In 2008, Michelle Rhee, chancellor of Washington, D.C. public schools (the seventh in ten years) presented the unions with a choice: they could either retain tenure and receive a small pay increase (to $80,000 per year) or forego tenure and receive merit pay, which could result in an annual income over $140,000. The unions refused to even allow their members to vote on the proposal.

But teachers are not entirely to blame. A student is not a tabula rasa; they are the beneficiaries or victims of their environments, and their situations both in life and school are a direct result of their social and economic status. Three of the five children in the film are apparently without fathers, supported by single mothers in low-paying jobs who are unable to move elsewhere to provide better educational opportunities for their kids. The charter school lotteries are a salvation long shot.
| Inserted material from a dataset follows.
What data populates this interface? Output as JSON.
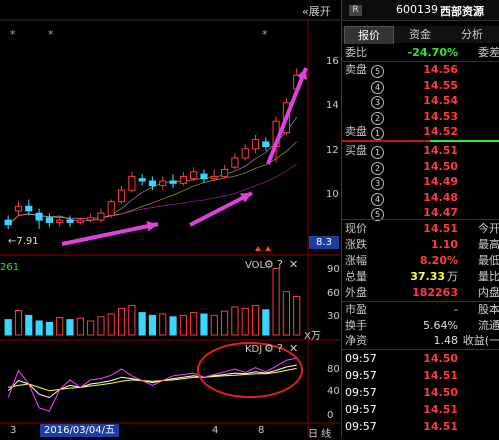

While I agree with the filmmakers’ that teachers unions are a prime reason students are not being taught, I would add that parents are just as important, if not more so. When I was in elementary school in the early 60s, my teachers were dedicated and competent. But my parents were also an integral part of the equation. My father worked hard to support a family of nine. My mother, freed from income production, was able to act as our teacher as well, and I remember her relentlessly drilling me using vocabulary, spelling and math flashcards. When 8:30 P.M. rolled around, it was bedtime. I would complain that I wasn’t tired, but my frazzled mother would say, “But I am,” and tuck me in. “If you can’t sleep, read,” she would say.

That single fact alone may explain why I’m an author today.

In short, I had good schools growing up, but I also had excellent parents, and, most importantly, a father who worked to free my mother to fulfill her important crucial role as a teacher. Waiting for Superman makes the solid case that schools could be just as good today if the excessive power of the teachers’ unions were scaled back. I would add that a two-parent household is the other indispensable requirement for a child’s education, and that the power to retain fathers in the home lies squarely in the possession of women.